Outra observação que se coloca ao PLP 108/2024 diz respeito ao art. 92, §4º, cuja redação prevê que o  “A autoridade julgadora, antes de decidir pela vinculação, ouvirá a representação fazendária competente sobre a identidade entre a matéria tratada no processo administrativo tributário e os atos vinculantes …”

É fora de dúvida que a previsão de manifestação exclusiva do representante da Fazenda Pública antes de se decidir pela aplicação do precedente vinculante decorre de claro deslize dos deputados que, excluindo a prévia manifestação do contribuinte, importa em flagrante violação ao princípio do contraditório. 
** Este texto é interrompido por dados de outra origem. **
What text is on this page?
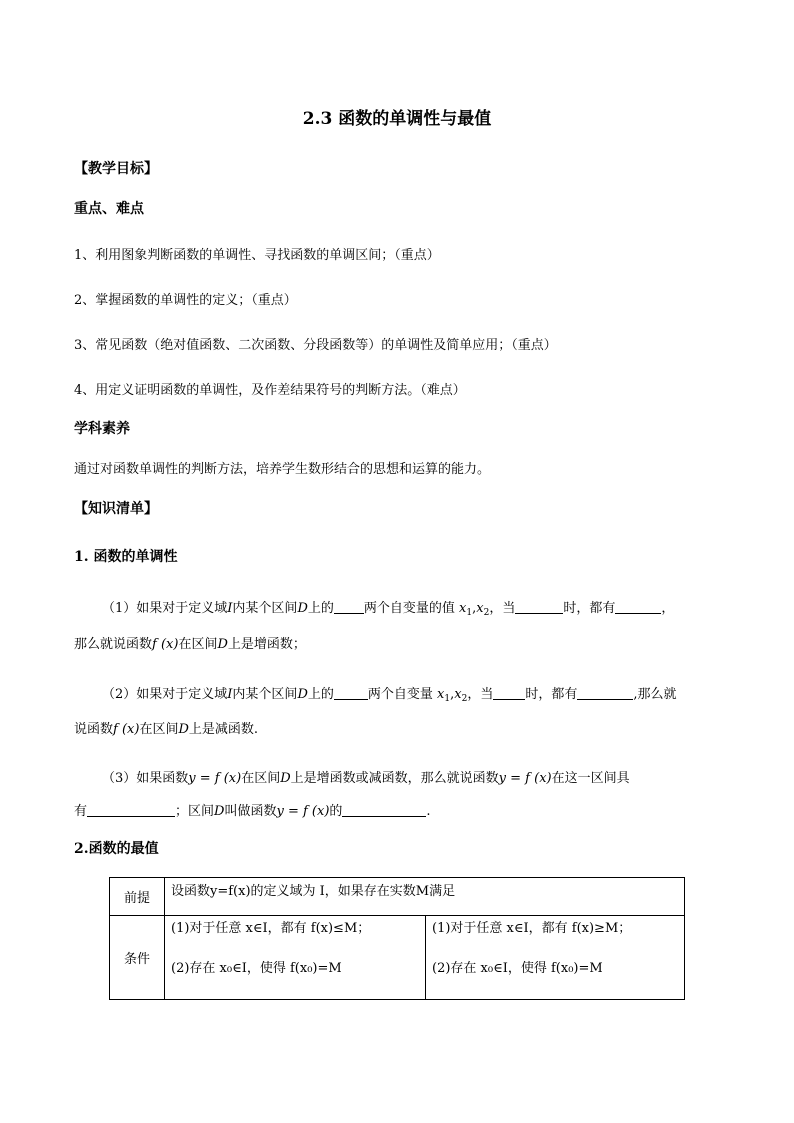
2.3 函数的单调性与最值
【教学目标】
重点、难点
1、利用图象判断函数的单调性、寻找函数的单调区间；（重点）
2、掌握函数的单调性的定义；（重点）
3、常见函数（绝对值函数、二次函数、分段函数等）的单调性及简单应用；（重点）
4、用定义证明函数的单调性，及作差结果符号的判断方法。（难点）
学科素养
通过对函数单调性的判断方法，培养学生数形结合的思想和运算的能力。
【知识清单】
1. 函数的单调性
（1）如果对于定义域I内某个区间D上的 两个自变量的值 $x_1,x_2$，当	时，都有	，
那么就说函数f (x)在区间D上是增函数；
（2）如果对于定义域I内某个区间D上的	两个自变量 $x_1,x_2$，当 时，都有	,那么就
说函数f (x)在区间D上是减函数.
（3）如果函数y = f (x)在区间D上是增函数或减函数，那么就说函数y = f (x)在这一区间具
有	；区间D叫做函数y = f (x)的	.
2.函数的最值
前提	设函数y=f(x)的定义域为 I，如果存在实数M满足	
条件	(1)对于任意 x∈I，都有 f(x)≤M；
(2)存在 x₀∈I，使得 f(x₀)=M	(1)对于任意 x∈I，都有 f(x)≥M；
(2)存在 x₀∈I，使得 f(x₀)=M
Como se vê, os provimentos vinculantes são bem-vindos, mas as normas que o regulamentam precisam ser aprimoradas, sob pena de um instituto tão importante ser mal aplicado e deixar de contribuir para a preservação da segurança jurídica e celeridade processual.


[1] Art. 92. No âmbito do processo administrativo

tributário, serão observados, desde que ausentes

fundamentos relevantes para distinção ou superação:

I – os enunciados das súmulas vinculantes do

Supremo Tribunal Federal, na forma do art. 103-A da

Constituição Federal;

II – as decisões transitadas em julgado

proferidas pelo Supremo Tribunal Federal em sede de

controle concentrado de constitucionalidade, na forma do §

2º do art. 102 da Constituição Federal;

III – as decisões transitadas em julgado

proferidas pelo Supremo Tribunal Federal em sede de

controle difuso que tenham declarado inconstitucional

dispositivo legal cuja execução tenha sido suspensa por

resolução do Senado Federal, na forma do inciso X do caput

do art. 52 da Constituição Federal; e

IV – as decisões transitadas em julgado do

Supremo Tribunal Federal ou do Superior Tribunal de Justiça

proferidas na sistemática da repercussão geral ou dos

recursos repetitivos, na forma dos arts. 927, 928 e 1.036 a

1.041 da Lei nº 13.105, de 16 de março de 2015 (Código de

Processo Civil).

§ 1º A autoridade julgadora observará ainda os

atos administrativos vinculantes decorrentes da competência

constitucional do CG-IBS para uniformização da

interpretação e da aplicação da legislação do IBS, nos

termos do art. 156-B da Constituição Federal.

§ 2º Da decisão que deixar de aplicar os atos

vinculantes proferidos ou editados pelo órgão responsável

do CG-IBS caberá incidente de uniformização.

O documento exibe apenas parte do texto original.